For general information about Parse Wiktionary, see the readme file.
Examples
This example prints all usage examples found in an article, together with the language and the first part of speech of the entry.
let title = "Ausstellungswohnen";
let wiki_text = concat!(
"==Ausstellungswohnen ({{Sprache|Deutsch}})==\n",
"==={{Wortart|Substantiv|Deutsch}}===\n",
"{{Beispiele}}\n",
r#":Das Haus sei geeignet bloß zum „Ausstellungswohnen", vermuteten Kritiker, "#,
"die es meist nur in schwarz-weißen Zeitschriftenfotos betreten hatten."
);
let configuration = parse_wiktionary_de::create_configuration();
let parsed_wiki_text = configuration.parse(wiki_text);
let parsed_article = parse_wiktionary_de::parse(title, wiki_text, &parsed_wiki_text.nodes);
for language_entry in parsed_article.language_entries {
for pos_entry in language_entry.pos_entries {
for example in pos_entry.examples {
println!(
"The word '{title}' of language {language:?} and part of speech {pos:?} has the example: {example}",
title = title,
language = language_entry.language,
pos = pos_entry.pos,
example = &example.example.iter().map(|node| match node {
parse_wiktionary_de::Flowing::Text { value } => value,
_ => ""
}).collect::<String>()
);
}
}
}
Limitations
Parameters of overview templates are transferred to the output with minimal validation and processing. Due to the wide variety of overview templates that take parameters in highly complicated and inconsistent formats, fully validating and parsing these parameters is not feasible.

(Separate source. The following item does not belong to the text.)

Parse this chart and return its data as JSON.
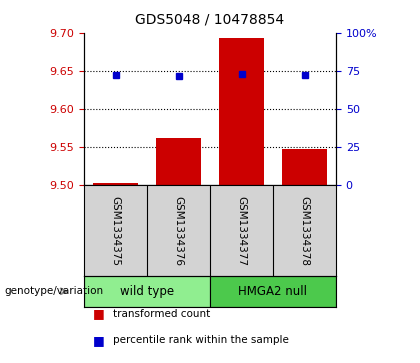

The translations in the template Vorlage:Ü-Tabelle
in the section Übersetzungen
are not parsed. Due to the highly complicated format of translations, it’s better not to even try parsing them than try and get an inconsistent result. Due to the common presence of translation tables that contain empty translations, it’s not even indicated whether an entry has translations.
The templates Ähnlichkeiten 1
and Ähnlichkeiten 2
are not parsed, because it’s unclear what purpose they have and what format their parameters must have.